As NPR's Tom Bowman reports, Pitts is credited with holding off a brutal Taliban attack back in 2008. Tom filed this report for our Newscast unit:
"Soldiers from Chosen Company were setting up an outpost in the rugged hills near the Pakistan border. Suddenly they came under attack by more than a hundred Taliban fighters."Mike Denton and the other soldiers saw much of the fire was focused on Chosen Company's separate observation post or OP, set a hundred yards away on a hillside."Ryan Pitts was in that OP and the only one left alive. He tossed grenades, helped call in airstrikes, and comforted the dying. Denton and others eventually were able to come to Pitts' aid."'Him staying up there and holding that position definitely kept the day from getting a lot worse,' Denton said."Still the attack was one of the worst of the Afghan war: Nine Americans killed, 27 wounded."
According to the Army, after Pitts realized he was all alone, that all the soldiers around him were gone, he radioed the command post, but was told they had no one who could help.
Pitts said he wasn't angry about that.
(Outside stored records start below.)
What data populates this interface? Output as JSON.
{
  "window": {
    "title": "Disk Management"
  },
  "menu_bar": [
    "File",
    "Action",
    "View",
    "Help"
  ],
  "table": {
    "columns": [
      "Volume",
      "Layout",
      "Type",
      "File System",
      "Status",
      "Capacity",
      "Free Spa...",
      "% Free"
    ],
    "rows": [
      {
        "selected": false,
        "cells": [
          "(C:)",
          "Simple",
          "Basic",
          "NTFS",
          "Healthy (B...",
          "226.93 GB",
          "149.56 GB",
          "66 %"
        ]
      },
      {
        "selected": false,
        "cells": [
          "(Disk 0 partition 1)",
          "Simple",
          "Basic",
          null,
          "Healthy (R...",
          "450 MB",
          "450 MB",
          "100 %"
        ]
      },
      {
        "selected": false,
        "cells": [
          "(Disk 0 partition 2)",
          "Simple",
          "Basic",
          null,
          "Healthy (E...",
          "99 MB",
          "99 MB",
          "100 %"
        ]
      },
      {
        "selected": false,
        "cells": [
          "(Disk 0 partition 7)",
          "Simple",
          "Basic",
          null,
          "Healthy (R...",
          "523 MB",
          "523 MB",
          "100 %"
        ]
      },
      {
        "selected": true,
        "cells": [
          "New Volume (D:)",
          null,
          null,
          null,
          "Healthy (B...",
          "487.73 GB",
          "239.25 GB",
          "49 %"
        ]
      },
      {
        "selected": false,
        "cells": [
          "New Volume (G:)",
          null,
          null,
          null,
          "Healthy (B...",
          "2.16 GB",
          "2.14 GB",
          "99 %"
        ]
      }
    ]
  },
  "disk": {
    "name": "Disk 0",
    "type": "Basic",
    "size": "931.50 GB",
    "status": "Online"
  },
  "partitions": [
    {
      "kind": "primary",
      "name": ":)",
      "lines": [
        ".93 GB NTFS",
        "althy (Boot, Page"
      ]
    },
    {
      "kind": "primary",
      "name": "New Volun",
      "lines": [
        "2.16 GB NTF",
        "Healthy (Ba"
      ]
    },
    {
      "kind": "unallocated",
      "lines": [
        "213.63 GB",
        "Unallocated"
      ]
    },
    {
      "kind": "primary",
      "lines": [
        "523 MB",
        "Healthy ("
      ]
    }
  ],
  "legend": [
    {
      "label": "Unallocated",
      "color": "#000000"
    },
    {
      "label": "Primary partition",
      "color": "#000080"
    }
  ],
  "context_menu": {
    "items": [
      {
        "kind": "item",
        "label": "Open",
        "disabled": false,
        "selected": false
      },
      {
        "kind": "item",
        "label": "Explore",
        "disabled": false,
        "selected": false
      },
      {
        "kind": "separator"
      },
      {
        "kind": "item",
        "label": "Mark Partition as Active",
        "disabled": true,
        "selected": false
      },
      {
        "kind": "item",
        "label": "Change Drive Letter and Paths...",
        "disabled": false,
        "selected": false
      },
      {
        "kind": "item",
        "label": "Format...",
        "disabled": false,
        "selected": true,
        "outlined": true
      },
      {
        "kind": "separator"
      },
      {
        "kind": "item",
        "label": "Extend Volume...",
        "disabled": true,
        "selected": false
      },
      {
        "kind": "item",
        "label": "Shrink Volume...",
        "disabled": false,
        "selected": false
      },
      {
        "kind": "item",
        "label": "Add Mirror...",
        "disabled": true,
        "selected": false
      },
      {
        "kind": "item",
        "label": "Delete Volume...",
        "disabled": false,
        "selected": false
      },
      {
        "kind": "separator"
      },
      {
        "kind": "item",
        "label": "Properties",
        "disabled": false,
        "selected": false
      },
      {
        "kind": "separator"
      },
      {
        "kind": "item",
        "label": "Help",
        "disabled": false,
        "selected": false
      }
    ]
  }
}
Instead, he kept fighting.
"I basically reconciled that I was going to die, and made my peace with it," he told the Army. "My personal goal was to just to try and take as many of them with me, before they got me."
Public radio's Here and Now spoke to Pitts earlier this month. He told the news magazine that when he was first told about the honor, he wasn't happy, because he didn't think he deserved it.
"But time has allowed me to process it," Pitts said. "And this was a team effort. It belongs to every man there that day and I'll accept it on behalf of the team. It's not mine."